Séisme de magnitude 6,3 aux Philippines

Un hôtel endommagé par un fort tremblement de terre à Kidapawan, dans le nord de la province de Cotabato, aux Philippines, jeudi 31 octobre 2019. (AP)

Un séisme de magnitude 6,3 s'est produit vendredi aux Philippines, selon l'Institut de géophysique américain (USGS), faisant trembler des immeubles et interrompant des messes de Noël, mais sans faire ni victime ni dégât.

Le tremblement de terre s'est produit dans la province de Batangas, sur l'île principale de Luzon, à 07H43 (23H43 GMT), selon l'USGS. La grande profondeur du séisme (114 km) rend faible la probabilité qu'il y ait des victimes ou des dégâts matériels importants, selon l'institut américain.

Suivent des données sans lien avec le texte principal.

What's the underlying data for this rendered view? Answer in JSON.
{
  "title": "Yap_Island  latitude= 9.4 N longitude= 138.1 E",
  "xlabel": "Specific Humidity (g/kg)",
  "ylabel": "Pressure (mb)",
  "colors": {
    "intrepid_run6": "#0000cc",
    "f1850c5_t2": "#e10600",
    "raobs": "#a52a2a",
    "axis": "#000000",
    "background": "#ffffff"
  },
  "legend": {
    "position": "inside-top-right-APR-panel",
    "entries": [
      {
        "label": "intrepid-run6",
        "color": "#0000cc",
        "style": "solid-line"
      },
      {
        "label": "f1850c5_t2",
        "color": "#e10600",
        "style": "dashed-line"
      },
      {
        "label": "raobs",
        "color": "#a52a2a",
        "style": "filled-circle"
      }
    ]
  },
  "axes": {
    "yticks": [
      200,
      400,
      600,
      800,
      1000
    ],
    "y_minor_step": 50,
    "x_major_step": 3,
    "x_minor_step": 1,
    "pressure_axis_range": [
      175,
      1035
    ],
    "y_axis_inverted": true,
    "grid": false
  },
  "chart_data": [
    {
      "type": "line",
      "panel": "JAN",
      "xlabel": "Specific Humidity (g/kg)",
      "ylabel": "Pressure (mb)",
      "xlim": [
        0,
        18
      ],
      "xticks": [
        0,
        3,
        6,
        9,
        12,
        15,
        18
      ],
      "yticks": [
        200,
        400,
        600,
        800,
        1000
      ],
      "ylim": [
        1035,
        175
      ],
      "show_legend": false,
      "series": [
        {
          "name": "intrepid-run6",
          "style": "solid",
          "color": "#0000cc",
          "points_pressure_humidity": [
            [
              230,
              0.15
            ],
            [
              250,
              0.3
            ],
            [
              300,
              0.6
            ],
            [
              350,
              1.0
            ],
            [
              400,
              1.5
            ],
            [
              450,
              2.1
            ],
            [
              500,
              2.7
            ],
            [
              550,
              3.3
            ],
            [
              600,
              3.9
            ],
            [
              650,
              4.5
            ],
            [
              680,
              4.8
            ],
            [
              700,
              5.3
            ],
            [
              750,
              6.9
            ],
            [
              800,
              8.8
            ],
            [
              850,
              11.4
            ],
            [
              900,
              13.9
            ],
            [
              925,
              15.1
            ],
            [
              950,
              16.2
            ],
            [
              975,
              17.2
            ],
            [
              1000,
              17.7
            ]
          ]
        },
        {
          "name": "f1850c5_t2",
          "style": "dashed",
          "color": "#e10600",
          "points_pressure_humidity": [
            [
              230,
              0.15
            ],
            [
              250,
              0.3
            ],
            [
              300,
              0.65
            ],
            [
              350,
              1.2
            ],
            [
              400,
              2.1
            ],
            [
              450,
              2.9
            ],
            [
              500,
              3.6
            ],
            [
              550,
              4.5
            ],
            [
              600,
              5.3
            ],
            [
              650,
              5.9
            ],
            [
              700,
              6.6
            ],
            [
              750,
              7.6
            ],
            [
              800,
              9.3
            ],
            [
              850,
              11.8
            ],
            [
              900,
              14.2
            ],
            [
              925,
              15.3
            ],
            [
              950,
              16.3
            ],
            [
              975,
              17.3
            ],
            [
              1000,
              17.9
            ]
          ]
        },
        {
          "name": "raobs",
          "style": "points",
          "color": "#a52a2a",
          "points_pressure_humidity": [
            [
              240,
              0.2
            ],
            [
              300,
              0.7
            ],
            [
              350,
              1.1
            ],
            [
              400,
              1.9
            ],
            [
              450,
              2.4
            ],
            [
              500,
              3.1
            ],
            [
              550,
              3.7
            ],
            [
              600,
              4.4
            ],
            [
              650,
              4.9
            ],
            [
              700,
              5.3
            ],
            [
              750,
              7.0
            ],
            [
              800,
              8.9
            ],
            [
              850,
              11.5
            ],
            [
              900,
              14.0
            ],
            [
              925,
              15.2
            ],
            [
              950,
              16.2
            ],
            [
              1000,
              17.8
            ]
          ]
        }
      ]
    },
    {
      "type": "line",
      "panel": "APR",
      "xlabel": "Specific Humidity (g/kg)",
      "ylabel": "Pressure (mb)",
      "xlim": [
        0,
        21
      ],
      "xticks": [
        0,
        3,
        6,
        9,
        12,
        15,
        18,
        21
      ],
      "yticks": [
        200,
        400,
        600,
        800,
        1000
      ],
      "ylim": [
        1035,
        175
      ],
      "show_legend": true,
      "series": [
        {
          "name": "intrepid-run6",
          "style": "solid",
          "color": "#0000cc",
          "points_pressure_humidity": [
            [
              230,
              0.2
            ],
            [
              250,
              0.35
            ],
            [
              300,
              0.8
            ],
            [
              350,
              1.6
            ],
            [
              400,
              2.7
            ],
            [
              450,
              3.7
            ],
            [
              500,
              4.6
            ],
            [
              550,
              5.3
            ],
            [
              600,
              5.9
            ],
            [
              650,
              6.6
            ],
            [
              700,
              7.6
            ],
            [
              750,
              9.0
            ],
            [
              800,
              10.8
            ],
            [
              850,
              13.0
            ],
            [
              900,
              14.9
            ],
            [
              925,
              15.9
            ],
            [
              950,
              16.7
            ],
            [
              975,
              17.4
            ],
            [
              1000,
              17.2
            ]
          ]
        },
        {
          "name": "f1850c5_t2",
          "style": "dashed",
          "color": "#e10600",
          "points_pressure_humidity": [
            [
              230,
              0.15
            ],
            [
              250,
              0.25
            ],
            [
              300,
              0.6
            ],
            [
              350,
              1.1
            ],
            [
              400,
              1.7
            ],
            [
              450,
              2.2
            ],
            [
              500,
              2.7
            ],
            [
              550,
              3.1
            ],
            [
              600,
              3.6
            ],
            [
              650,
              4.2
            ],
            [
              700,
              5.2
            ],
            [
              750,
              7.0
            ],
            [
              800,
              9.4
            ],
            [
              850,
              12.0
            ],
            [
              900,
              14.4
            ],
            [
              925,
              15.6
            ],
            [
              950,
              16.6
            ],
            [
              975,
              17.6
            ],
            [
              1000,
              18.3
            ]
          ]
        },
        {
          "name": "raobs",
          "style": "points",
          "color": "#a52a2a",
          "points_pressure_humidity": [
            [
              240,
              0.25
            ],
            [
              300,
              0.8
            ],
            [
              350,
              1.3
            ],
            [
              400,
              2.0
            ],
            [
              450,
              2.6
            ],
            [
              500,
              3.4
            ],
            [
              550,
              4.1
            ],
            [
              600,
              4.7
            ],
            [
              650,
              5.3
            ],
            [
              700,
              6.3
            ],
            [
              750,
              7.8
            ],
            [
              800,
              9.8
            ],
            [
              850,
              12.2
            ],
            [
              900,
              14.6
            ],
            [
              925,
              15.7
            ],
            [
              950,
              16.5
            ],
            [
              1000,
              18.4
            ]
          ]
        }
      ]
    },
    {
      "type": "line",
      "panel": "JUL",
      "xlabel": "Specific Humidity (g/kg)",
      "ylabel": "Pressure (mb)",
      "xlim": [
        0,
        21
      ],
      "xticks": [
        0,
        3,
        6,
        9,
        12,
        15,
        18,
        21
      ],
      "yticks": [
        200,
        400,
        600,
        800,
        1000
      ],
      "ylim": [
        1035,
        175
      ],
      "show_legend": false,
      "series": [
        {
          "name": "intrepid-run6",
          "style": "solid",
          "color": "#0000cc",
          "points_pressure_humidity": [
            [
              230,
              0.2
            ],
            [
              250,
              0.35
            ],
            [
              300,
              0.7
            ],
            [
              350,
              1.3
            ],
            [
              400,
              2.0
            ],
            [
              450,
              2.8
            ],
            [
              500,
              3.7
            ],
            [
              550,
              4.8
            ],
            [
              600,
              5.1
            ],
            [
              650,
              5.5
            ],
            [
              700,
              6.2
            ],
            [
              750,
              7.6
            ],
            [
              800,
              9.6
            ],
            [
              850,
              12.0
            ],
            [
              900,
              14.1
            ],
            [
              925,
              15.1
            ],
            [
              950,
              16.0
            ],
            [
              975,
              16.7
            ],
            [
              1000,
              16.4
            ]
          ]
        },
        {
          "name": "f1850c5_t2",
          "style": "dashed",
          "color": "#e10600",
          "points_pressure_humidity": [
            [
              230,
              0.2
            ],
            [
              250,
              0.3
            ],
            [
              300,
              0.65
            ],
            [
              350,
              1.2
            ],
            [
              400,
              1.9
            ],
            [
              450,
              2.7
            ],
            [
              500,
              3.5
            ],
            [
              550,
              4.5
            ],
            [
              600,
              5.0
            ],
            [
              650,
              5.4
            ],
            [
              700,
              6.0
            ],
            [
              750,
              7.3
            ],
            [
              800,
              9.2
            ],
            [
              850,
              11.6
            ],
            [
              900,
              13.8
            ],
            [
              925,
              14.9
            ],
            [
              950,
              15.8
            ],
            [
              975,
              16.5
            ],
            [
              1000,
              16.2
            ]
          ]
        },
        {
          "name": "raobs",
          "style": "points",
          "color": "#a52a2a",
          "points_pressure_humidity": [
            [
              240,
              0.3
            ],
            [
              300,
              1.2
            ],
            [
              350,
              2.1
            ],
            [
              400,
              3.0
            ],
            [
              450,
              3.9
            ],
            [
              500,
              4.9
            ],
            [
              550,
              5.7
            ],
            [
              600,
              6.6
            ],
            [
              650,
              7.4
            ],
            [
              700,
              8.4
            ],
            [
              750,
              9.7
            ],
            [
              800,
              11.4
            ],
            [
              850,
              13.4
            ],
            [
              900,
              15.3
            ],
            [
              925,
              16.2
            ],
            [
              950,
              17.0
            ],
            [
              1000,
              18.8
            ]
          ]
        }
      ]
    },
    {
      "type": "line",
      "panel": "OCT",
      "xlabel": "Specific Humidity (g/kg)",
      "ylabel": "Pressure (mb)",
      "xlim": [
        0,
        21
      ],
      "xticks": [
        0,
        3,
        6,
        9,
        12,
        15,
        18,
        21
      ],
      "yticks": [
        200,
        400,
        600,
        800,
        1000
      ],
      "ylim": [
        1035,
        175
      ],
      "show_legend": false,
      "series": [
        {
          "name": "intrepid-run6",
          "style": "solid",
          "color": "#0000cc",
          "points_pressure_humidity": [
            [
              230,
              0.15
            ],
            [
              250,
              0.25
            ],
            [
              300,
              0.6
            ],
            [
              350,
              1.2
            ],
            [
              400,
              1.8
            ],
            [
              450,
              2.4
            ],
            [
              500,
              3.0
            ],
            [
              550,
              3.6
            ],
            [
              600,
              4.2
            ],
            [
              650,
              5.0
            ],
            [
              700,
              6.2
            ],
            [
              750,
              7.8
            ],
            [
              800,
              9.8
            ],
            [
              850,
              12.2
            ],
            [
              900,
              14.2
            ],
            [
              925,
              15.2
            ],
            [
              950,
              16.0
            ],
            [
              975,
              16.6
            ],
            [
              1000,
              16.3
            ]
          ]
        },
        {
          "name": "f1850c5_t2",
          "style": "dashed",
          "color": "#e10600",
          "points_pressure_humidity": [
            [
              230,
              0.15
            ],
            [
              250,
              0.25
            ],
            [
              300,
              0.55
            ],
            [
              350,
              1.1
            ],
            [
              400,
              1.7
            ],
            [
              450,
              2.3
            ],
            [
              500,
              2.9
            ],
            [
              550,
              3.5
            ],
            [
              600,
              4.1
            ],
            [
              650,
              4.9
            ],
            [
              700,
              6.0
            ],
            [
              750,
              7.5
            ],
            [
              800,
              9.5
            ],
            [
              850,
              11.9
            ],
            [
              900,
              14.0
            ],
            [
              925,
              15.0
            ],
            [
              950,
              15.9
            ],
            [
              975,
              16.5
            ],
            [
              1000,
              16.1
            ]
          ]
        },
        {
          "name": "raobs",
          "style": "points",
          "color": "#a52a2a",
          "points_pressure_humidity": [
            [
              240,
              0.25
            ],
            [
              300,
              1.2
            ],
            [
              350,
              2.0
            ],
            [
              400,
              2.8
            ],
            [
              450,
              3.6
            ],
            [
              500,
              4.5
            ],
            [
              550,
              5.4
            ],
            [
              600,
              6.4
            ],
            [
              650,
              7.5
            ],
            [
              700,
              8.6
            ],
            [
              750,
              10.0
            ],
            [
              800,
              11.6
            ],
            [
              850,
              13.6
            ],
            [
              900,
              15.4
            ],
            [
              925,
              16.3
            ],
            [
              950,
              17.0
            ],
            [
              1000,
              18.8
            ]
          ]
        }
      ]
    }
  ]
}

Des témoins ont cependant raconté que des immeubles de la capitale Manille ont tremblé et que des messes de Noël ont été interrompues. "Le service religieux a marqué une pause mais les gens n'ont pas paniqué", a raconté Carlo Caceres, chef de la police de Calatagan, ville proche de l'épicentre du séisme à 90 km au sud de Manille.

"Il y a souvent des tremblements de terre dans la région et les gens y sont plus ou moins habitués", a-t-il ajouté.

Les Philippines se trouvent sur la "Ceinture de feu" du Pacifique, où la collision de plaques tectoniques provoque de fréquents tremblements de terre et une importante activité volcanique.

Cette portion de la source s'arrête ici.